= Back-chaining =

Language-teaching technique

Back-chaining is a technique used in teaching oral language skills, especially with polysyllabic or difficult words and phrases. The teacher pronounces the last syllable, the student repeats, and then the teacher continues, working backwards from the end of the word to the beginning.

For example, to teach the name ‘Mussorgsky' a teacher will pronounce the last syllable: -sky, and have the student repeat it. Then the teacher will repeat it with -sorg- attached before: -sorg-sky, after which all that remains is the first syllable: Mus-sorg-sky.

Back-chaining makes natural stress easier for the student. It is easier than the front-chaining, which starts from the first syllable, because back-chaining requires that the student put the new element first where it is more difficult to forget.

Back-chaining can also be applied to whole sentences, for instance when teachers model dialogue sentences for learners to imitate. The teacher first models the whole sentence. When they get faulty and hesitant imitation responses from the learners, back-chaining (backward build up) should be used. Here is an example taken from Butzkamm & Caldwell:

Teacher: I‘m studying the present progressive. (Students find it difficult to reproduce the sentence.)
Teacher: Progressive.
Student: Progressive.
Teacher: The present progressive. (Students imitate.)
Teacher: I’m studying the present progressive. (Students imitate the whole sentence correctly.)

== English ==

In English, back-chaining retains phonological structure better than front-chaining.
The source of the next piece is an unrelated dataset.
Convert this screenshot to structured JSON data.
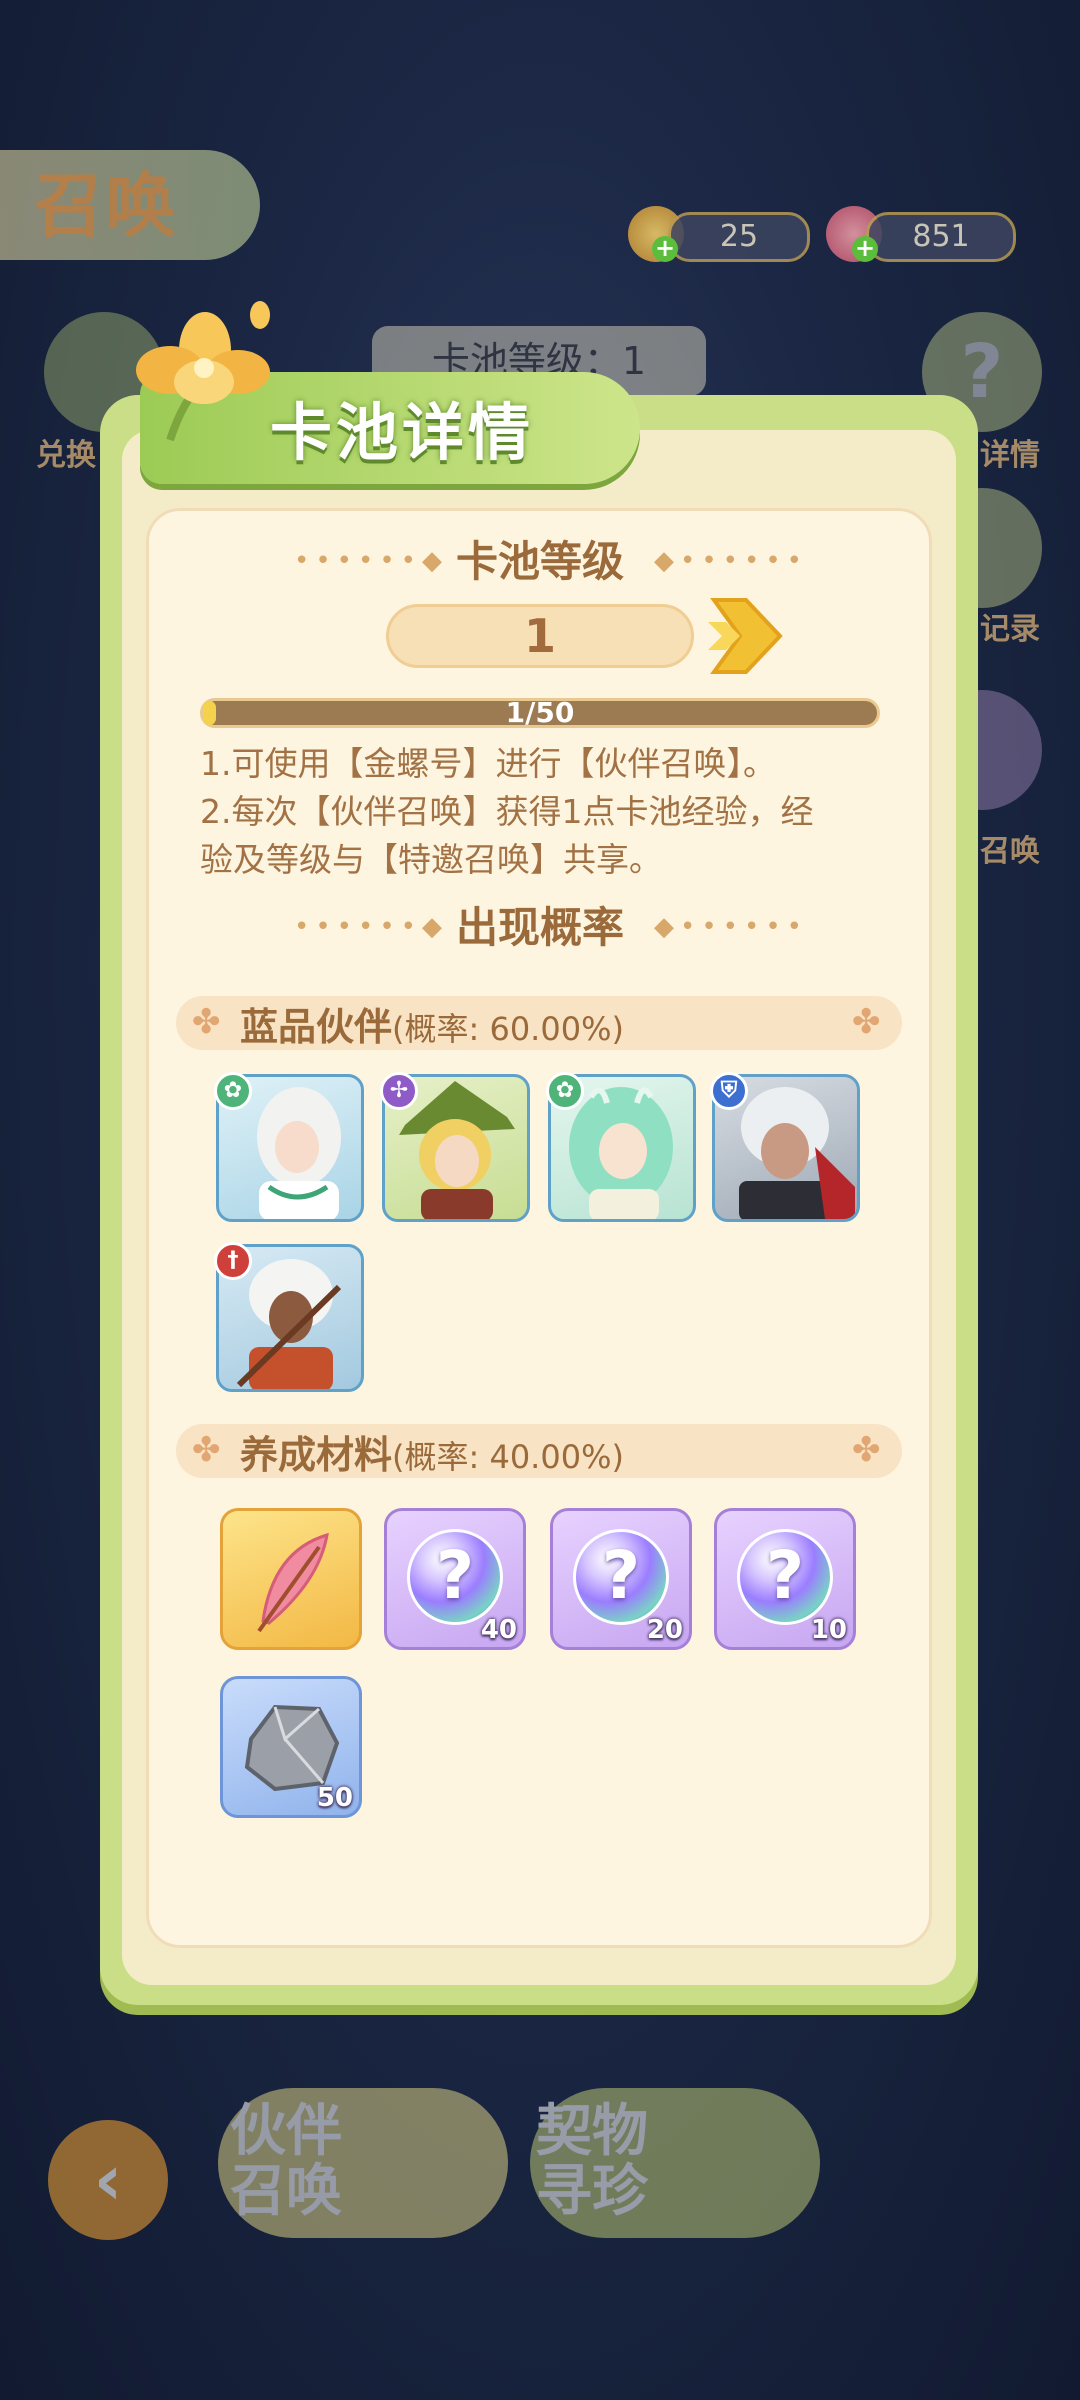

Normally there is no difference in stress between a word spoken in isolation and one spoken at the end of a sentence and it is arguably better to start with the final syllable (main stress in bold):

Chaining sequences for the English word 'aroma':
1. Front-chaining: /[ə] - [ə.ˈɹoʊ] - [ə.ˈɹoʊ.mə]/
2. Back-chaining: /[mə] - [ˈɹoʊ.mə] - [ə.ˈɹoʊ.mə]/

Syllables tend to follow a stressed-unstressed pattern in English, example: happy (though there are many exceptions). The order -ma, -roma and aroma respects this. Starting with a- and aro- entails reversing this pattern, which complicates learning. Teachers could choose to present a chain as pairs of syllables too, beginning with -roma, then aroma which introduces the strong-weak stress pattern from the outset.